Il sentit une des mains de Castiel passer sous son t-shirt alors qu'il tirait dessus. Dean se raidit légèrement, incapable de s'empêcher cette réaction, et aussitôt, Castiel dit, « Ce sera plus simple comme ça. » Les mots avaient été dit si près de son oreille, le souffle chaud de l'ange frôlant sa peau si tendrement, qu'il fallut toutes ses forces à Dean pour ne pas se retourner et l'embrasser comme il avait pu le faire plus tôt. Il était incapable de répondre, parce que ses poumons arrivaient à peine à se rappeler comment respirer, et Castiel semblait ne pas vouloir faire un seul geste sans son accord, alors il saisit lui-même les bords de son t-shirt pour l'enlever, laissant son dos nu exposé à son ami.

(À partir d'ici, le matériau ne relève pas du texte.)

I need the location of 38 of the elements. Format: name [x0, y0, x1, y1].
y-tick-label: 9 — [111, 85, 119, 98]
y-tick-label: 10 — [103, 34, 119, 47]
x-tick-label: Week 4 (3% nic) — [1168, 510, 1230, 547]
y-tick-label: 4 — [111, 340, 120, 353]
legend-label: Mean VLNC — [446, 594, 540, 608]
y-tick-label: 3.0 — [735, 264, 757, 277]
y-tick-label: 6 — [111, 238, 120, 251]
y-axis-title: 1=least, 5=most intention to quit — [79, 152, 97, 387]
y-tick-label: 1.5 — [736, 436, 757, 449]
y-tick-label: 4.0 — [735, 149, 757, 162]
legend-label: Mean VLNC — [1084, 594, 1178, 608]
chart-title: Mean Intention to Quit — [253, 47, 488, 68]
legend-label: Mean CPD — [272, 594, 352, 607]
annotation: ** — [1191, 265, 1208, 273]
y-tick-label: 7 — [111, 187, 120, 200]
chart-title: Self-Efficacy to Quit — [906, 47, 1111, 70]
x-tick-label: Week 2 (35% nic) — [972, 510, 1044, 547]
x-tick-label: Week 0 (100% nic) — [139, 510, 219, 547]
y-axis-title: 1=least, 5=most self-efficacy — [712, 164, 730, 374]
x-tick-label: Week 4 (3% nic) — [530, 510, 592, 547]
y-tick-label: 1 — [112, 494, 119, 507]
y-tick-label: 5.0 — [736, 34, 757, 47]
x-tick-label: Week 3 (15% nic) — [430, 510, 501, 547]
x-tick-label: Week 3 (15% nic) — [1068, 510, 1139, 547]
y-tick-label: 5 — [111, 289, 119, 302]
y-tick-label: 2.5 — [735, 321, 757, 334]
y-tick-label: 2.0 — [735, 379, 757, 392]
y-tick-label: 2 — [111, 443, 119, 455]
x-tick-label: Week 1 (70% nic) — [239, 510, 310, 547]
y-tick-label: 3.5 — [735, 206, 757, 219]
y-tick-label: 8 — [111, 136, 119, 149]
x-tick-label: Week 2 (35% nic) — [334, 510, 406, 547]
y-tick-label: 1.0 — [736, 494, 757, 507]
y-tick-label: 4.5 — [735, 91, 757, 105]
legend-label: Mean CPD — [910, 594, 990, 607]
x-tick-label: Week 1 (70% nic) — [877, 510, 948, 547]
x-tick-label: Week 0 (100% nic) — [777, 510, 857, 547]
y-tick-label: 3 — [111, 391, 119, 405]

Les mains chaudes de Castiel pressèrent leur chemin le long de sa colonne vertébrale alors qu'elles remontaient sur ses épaules, puis reprirent leur massage. Dean pencha la tête en avant en se mordant la lèvre inférieure pour ne pas soupirer de plaisir. Il se demanda vaguement où est-ce que son ami avait appris à faire ça, mais il avait depuis bien longtemps compris que Castiel pouvait apprendre et maitriser quelque chose avec un rapidité étonnante, simplement en ayant observé une ou deux fois, et il devait certainement se souvenir parfaitement des gestes que Dean avait eu pour lui.

Il sentait la tension quitter ses muscles, et celle-ci ne revint pas même lorsque les lèvres de Castiel effleurèrent la peau de sa nuque avant de se presser à la base de ses cheveux. Instinctivement, il se pencha légèrement en arrière. Les mains de l'ange glissèrent du haut de ses épaules jusque sur ses avant-bras, puis ses doigts allèrent frôler son torse. Lorsque ses paumes s'y posèrent à plat, une sur son ventre et l'autre sur sa poitrine, les doigts écartés comme s'ils voulaient sentir le maximum de surface, le corps de Castiel se rapprocha de celui de Dean, son torse toujours habillé posé contre le dos nu, un genou replié passé de chaque côté de l'homme. Dean bascula sa tête en arrière et la posa sur l'épaule de son ami, celui-ci en profitant pour embrasser son cou tout en caressant sa peau.

Sa peau était en ébullition, mais il apprécia quand même les douces ailes chaudes qui s'enroulèrent plus proche autour de leur corps. Il ouvrit les yeux sur cette tempête sombre, et il leva une main pour la passer à travers les plumes soyeuses. Il sentit Castiel frémir contre lui, et leva sa deuxième main pour faire de même. Après quelques instants, les mains de l'ange descendirent plus bas sur son ventre, puis encore plus bas, s'immisçant entre sa peau et son pantalon. Lorsqu'elles atteignirent leur objectif, Dean gémit et agrippa sans y penser les plumes qu'il lissait, tirant légèrement, et Castiel émit un son rauque venu du fond de sa gorge.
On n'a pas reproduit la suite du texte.